Sunday, April 25, 2010

Love your art.

Know it.  Love it. Do it.  Love your art.  Just a reminder I drew up quickly last week on the white marker board in my Basic Design class after having graded +80 projects and seeing poor, poor efforts on behalf of my students.  (Less than 10% had well done works)  The skills of design and art, I am certain, lie dormant within them ready to be awoken and exercised - but what also lay dormant are the skills of following instructions and presenting a clean, well-prepared piece of work.

As you can see in the upper right hand corner, I had translated 'clean' and 'messy' into Korean to discuss with my students my expectations for their work.  I remember my first year classes when I went through school, I felt compelled to present the best that I could offer in the variables of time and talent I had available.  Most of my students had procrastinated and gave me disappointing pieces.  It is my job not only to lead them in instruction, but coach them to give their heart in what they do.  If they can put their love and care into what their minds and hands do, they will have done well.  As their professor in this Basic Design class, these core basic values of best effort and personal care is what Basic Design is really about.  In my eyes, these are more important than the basic design theories themselves.

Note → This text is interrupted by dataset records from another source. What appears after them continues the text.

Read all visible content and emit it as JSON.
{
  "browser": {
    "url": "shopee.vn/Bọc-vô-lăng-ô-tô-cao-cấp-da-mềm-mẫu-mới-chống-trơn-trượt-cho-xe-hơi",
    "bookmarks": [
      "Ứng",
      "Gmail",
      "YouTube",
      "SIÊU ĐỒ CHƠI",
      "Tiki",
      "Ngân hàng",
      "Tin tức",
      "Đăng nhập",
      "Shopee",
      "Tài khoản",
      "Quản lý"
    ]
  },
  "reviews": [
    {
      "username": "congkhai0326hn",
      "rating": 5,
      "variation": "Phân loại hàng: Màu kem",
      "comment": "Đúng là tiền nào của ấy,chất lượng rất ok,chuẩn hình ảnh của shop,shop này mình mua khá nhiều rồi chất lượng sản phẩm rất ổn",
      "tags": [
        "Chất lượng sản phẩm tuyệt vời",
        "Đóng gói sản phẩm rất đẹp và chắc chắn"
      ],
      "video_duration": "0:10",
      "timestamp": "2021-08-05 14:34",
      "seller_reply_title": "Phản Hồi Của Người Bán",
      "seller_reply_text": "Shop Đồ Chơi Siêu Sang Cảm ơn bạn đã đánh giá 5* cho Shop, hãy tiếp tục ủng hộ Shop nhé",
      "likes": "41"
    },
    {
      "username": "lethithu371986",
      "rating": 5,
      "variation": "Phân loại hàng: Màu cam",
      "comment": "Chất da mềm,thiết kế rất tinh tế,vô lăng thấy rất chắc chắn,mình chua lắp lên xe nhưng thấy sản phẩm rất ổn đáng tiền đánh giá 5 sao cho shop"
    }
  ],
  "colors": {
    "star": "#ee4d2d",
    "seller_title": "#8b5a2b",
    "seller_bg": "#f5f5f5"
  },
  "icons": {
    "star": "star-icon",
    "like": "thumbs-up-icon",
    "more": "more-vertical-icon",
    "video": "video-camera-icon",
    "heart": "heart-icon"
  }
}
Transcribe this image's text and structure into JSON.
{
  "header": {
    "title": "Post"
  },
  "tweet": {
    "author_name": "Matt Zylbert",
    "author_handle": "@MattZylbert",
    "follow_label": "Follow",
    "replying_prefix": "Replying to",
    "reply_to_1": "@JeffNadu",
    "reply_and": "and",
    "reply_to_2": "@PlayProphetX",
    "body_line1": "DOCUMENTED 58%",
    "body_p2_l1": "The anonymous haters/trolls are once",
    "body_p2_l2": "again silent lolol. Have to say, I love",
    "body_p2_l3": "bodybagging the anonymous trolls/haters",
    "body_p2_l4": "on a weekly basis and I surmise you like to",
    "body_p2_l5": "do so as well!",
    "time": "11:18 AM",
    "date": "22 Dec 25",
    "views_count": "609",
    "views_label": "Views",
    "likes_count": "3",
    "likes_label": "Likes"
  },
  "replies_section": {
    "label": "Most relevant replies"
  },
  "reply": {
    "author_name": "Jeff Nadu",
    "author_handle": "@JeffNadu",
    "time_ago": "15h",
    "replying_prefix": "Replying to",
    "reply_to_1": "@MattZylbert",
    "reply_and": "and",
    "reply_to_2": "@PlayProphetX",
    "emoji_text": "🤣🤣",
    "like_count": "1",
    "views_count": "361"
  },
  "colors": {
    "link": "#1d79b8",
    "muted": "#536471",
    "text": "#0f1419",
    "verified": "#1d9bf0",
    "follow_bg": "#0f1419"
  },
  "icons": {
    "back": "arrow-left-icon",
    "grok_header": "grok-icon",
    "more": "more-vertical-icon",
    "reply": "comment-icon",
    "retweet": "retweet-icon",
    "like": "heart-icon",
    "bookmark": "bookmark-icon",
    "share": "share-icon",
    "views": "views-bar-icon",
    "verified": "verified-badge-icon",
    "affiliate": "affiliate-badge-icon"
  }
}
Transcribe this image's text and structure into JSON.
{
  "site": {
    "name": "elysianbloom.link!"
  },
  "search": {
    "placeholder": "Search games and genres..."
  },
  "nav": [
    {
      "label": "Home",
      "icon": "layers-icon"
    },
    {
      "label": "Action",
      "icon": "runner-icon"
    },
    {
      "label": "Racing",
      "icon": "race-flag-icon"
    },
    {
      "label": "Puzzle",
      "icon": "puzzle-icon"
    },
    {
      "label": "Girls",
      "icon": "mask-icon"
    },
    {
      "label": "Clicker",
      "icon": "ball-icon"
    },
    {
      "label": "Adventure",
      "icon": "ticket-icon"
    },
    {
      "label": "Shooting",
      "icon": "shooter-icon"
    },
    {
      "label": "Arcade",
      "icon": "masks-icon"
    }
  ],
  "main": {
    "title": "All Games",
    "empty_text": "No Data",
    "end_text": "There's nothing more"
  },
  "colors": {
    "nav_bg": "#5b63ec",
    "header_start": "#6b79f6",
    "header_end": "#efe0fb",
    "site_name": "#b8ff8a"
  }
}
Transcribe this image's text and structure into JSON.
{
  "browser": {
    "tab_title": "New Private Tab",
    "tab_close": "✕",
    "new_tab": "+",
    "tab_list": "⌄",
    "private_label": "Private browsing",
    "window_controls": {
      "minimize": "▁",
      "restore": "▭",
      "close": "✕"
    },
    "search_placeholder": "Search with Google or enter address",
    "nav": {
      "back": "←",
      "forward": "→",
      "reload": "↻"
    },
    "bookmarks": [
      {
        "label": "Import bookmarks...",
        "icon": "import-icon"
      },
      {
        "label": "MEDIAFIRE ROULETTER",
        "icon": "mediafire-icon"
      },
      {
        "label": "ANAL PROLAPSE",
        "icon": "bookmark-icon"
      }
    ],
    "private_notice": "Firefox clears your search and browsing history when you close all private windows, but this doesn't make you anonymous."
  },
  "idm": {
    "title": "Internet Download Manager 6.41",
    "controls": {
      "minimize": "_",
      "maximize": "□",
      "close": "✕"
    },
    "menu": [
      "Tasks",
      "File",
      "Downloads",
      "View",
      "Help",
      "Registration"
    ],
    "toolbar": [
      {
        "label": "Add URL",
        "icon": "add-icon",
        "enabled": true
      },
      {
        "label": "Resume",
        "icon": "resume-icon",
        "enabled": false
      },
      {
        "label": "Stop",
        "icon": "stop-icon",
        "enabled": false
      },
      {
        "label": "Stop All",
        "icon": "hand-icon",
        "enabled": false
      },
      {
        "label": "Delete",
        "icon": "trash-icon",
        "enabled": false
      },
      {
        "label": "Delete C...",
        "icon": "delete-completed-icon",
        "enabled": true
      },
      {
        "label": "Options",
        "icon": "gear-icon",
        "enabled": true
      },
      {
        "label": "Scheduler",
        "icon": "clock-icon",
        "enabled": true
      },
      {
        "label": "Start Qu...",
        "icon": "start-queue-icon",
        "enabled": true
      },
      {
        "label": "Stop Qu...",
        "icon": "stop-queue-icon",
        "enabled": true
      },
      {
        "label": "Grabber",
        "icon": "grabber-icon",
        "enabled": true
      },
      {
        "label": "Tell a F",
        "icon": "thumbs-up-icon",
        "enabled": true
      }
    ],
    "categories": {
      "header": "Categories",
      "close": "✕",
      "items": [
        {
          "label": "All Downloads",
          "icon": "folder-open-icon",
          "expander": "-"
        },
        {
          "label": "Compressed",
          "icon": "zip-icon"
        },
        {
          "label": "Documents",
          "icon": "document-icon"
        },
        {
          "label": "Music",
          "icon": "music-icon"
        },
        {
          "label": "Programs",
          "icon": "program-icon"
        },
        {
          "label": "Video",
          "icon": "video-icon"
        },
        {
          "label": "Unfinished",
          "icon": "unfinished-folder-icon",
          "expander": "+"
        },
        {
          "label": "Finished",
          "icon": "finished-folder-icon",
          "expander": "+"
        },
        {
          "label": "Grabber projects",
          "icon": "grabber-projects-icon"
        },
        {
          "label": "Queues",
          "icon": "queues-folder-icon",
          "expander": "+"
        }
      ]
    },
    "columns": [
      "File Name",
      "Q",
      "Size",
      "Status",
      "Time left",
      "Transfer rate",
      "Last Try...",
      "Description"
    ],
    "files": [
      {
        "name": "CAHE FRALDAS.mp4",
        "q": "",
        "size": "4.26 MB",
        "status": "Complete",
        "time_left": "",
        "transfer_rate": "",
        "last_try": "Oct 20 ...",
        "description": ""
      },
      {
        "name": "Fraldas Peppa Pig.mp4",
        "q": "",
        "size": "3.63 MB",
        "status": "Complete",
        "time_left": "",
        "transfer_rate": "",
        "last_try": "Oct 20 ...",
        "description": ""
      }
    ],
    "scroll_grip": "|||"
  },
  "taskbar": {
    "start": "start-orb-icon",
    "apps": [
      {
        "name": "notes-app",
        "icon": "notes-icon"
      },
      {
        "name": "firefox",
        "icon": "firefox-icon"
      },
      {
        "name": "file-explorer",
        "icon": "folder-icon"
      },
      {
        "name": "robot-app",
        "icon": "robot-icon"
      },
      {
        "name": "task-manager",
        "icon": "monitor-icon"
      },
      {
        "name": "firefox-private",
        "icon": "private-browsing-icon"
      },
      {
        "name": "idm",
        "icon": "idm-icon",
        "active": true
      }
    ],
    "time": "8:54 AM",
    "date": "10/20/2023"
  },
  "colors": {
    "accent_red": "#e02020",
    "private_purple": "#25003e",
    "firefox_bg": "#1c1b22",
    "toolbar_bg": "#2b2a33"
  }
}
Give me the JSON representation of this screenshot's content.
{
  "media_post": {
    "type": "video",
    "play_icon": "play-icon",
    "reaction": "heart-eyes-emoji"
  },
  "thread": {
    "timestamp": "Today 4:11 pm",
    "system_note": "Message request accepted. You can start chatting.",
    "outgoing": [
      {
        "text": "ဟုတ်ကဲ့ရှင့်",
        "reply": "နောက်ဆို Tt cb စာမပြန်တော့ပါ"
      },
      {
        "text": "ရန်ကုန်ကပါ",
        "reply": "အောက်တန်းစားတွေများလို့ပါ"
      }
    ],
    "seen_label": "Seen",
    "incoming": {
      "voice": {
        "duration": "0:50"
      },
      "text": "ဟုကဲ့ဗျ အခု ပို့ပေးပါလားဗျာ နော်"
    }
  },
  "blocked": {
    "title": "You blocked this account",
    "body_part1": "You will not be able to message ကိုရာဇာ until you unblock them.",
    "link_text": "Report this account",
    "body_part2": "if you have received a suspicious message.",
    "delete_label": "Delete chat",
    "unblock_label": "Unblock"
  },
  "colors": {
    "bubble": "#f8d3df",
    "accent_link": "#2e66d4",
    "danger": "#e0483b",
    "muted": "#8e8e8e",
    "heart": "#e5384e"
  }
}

Students had been working on demonstrating creative designs utilizing basic geometry in the form of a point, line or plane, while simultaneously composing constructions of balance in symmetry and asymmetry.  The white board scribbles above show my explanations of point, line, plane, with introductions into texture, and positive versus negative colored fields, as well as, object/shape cropping.  The pizza slice on the right side was to encourage laughter in class as I suggested combining points and lines and planes as 'combo' because they are familiar with this English word being linked to ordering pizza.

I love my students, and I love to teach them something about art.  I hope they will learn to love this for themselves, too, and be the ones who develop something useful, or pass it on to the next generation.